Meanwhile, Hana’s team in Israel was growing mouse embryo models in a similar way, as described in a paper in Cell that was published shortly before the paper by Zernicka-Goetz’s group. Hanna’s models were also made only from embryonic stem cells, some of which had been genetically induced to become TSCs and XEN cells. “The entire synthetic embryo filled with organs, including extra-embryonic membranes, can be generated starting with naïve pluripotent stem cells alone,” Hanna said.
Hannah’s embryo models, like those made by Zernicka-Goetz, went through all the early stages of expected development. After 8.5 days, they had a crude body shape, with a head, limb buds, a heart and other organs. Their bodies were attached to a pseudo-placenta made by TSC from a column of cells like an umbilical cord.
“These embryonic models recapitulate natural embryogenesis very well,” said Zernicka-Goetz. The main differences may be the consequences of the incorrect formation of the placenta, since it cannot contact a uterus. Imperfect signals from the defective placenta can impair the healthy growth of certain embryonic tissue structures.
Without a better substitute for a placenta, “it remains to be seen how much further these structures will evolve,” she said. That’s why she thinks the next big challenge will be getting embryo models to a stage of development that normally requires a placenta as an interface for the maternal and fetal circulatory blood systems. No one has yet found a way to do this in vitro, but she says her group is working on it.

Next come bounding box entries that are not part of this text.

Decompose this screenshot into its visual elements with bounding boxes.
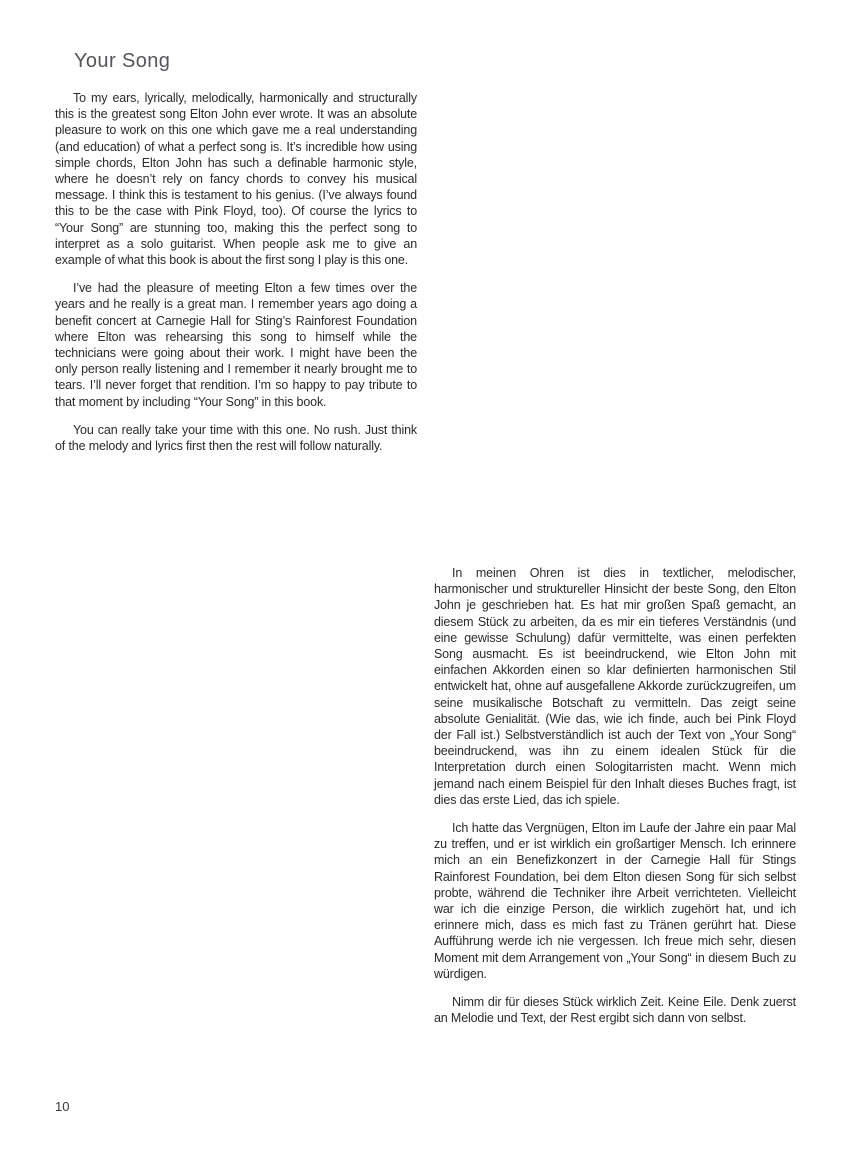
page-number: 10 [55,1099,70,1114]
english-paragraph-3: You can really take your time with this one. No rush. Just think of the melody and lyrics first then the rest will follow naturally. [55,422,417,454]
english-paragraph-1: To my ears, lyrically, melodically, harmonically and structurally this is the greatest song Elton John ever wrote. It was an absolute pleasure to work on this one which gave me a real understanding (and education) of what a perfect song is. It’s incredible how using simple chords, Elton John has such a definable harmonic style, where he doesn’t rely on fancy chords to convey his musical message. I think this is testament to his genius. (I’ve always found this to be the case with Pink Floyd, too). Of course the lyrics to “Your Song” are stunning too, making this the perfect song to interpret as a solo guitarist. When people ask me to give an example of what this book is about the first song I play is this one. [55,91,417,268]
german-paragraph-2: Ich hatte das Vergnügen, Elton im Laufe der Jahre ein paar Mal zu treffen, und er ist wirklich ein großartiger Mensch. Ich erinnere mich an ein Benefizkonzert in der Carnegie Hall für Stings Rainforest Foundation, bei dem Elton diesen Song für sich selbst probte, während die Techniker ihre Arbeit verrichteten. Vielleicht war ich die einzige Person, die wirklich zugehört hat, und ich erinnere mich, dass es mich fast zu Tränen gerührt hat. Diese Aufführung werde ich nie vergessen. Ich freue mich sehr, diesen Moment mit dem Arrangement von „Your Song“ in diesem Buch zu würdigen. [434,821,796,981]
english-text-column [55,90,417,454]
german-paragraph-3: Nimm dir für dieses Stück wirklich Zeit. Keine Eile. Denk zuerst an Melodie und Text, der Rest ergibt sich dann von selbst. [434,995,796,1026]
german-text-column [434,565,796,1026]
page-title: Your Song [74,50,171,72]
english-paragraph-2: I’ve had the pleasure of meeting Elton a few times over the years and he really is a great man. I remember years ago doing a benefit concert at Carnegie Hall for Sting’s Rainforest Foundation where Elton was rehearsing this song to himself while the technicians were going about their work. I might have been the only person really listening and I remember it nearly brought me to tears. I’ll never forget that rendition. I’m so happy to pay tribute to that moment by including “Your Song” in this book. [55,281,417,409]
german-paragraph-1: In meinen Ohren ist dies in textlicher, melodischer, harmonischer und struktureller Hinsicht der beste Song, den Elton John je geschrieben hat. Es hat mir großen Spaß gemacht, an diesem Stück zu arbeiten, da es mir ein tieferes Verständnis (und eine gewisse Schulung) dafür vermittelte, was einen perfekten Song ausmacht. Es ist beeindruckend, wie Elton John mit einfachen Akkorden einen so klar definierten harmonischen Stil entwickelt hat, ohne auf ausgefallene Akkorde zurückzugreifen, um seine musikalische Botschaft zu vermitteln. Das zeigt seine absolute Genialität. (Wie das, wie ich finde, auch bei Pink Floyd der Fall ist.) Selbstverständlich ist auch der Text von „Your Song“ beeindruckend, was ihn zu einem idealen Stück für die Interpretation durch einen Sologitarristen macht. Wenn mich jemand nach einem Beispiel für den Inhalt dieses Buches fragt, ist dies das erste Lied, das ich spiele. [434,566,796,807]
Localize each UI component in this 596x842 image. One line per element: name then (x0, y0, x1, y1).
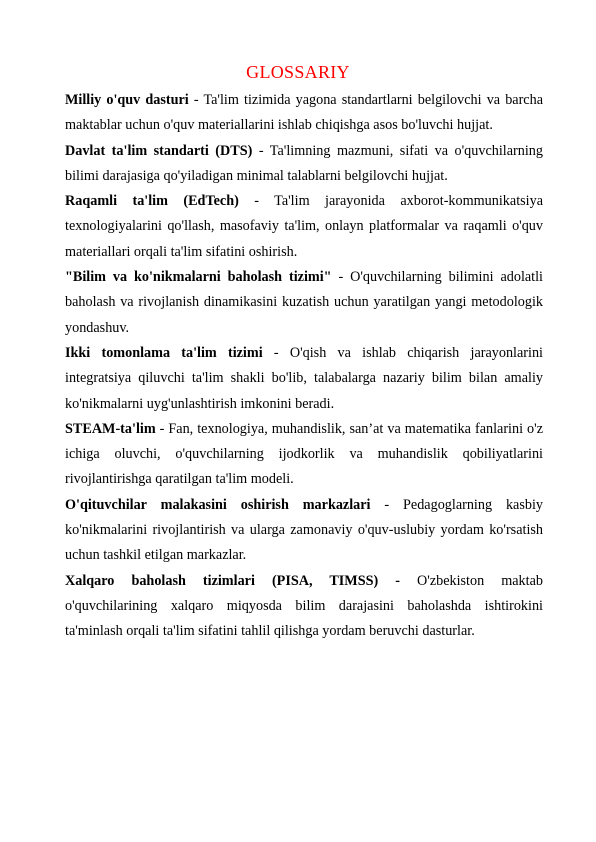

Hanna admitted he was surprised by how well the embryo models continued to grow beyond gastrulation. But he added that after working on it for 12 years, “you’re excited and surprised at every milestone, but in a day or two you get used to it and take it for granted, and focus on the next goal.”
Jun Wu, a stem cell biologist at the University of Texas Southwestern Medical Center in Dallas, was also surprised that models of embryos made only from embryonic stem cells could get so far. “The fact that they can form embryo-like structures with clear early organogenesis suggests that we can obtain apparently functional tissues ex utero, based purely on stem cells,” he said.
In a further wrinkle, it turns out that the embryo models don’t have to be grown from actual embryonic stem cells—that is, stem cells harvested from actual embryos. They can also be grown from mature cells taken from you or me and revert to a stem cell-like state. The possibility of such “renewal” of mature cell types was the revolutionary discovery of Japanese biologist Shinya Yamanaka, which won him a share of the Nobel Prize in Physiology or Medicine in 2012. Such reprogrammed cells are called induced pluripotent stem cells, and they are created by injecting mature cells (such as skin cells) with some of the key genes active in embryonic stem cells.
So far, induced pluripotent stem cells seem capable of doing almost everything that true embryonic stem cells can do, including growing into embryo-like structures in vitro. And this success seems to sever the last crucial connection between model embryos and real embryos: you don’t need an embryo to make them, which puts them largely outside existing regulations.
Growing organs in the laboratory
Even if the embryo models bear an uncanny resemblance to real embryos, they still have many shortcomings. Nicolas Rivron, a stem cell biologist and embryologist at the Institute of Molecular Biotechnology in Vienna, admits that “embryo models are rudimentary, imperfect, inefficient and do not have the ability to create a living organism.”
The failure rate for growing embryo models is very high: Less than 1 percent of the initial clusters of cells make it very far. Subtle abnormalities, mostly involving disproportionate organ sizes, often obliterate them, Hanna said. Wu believes more work is needed to understand the similarities to normal embryos and the differences that may explain why mouse embryo models have been unable to grow beyond 8.5 days.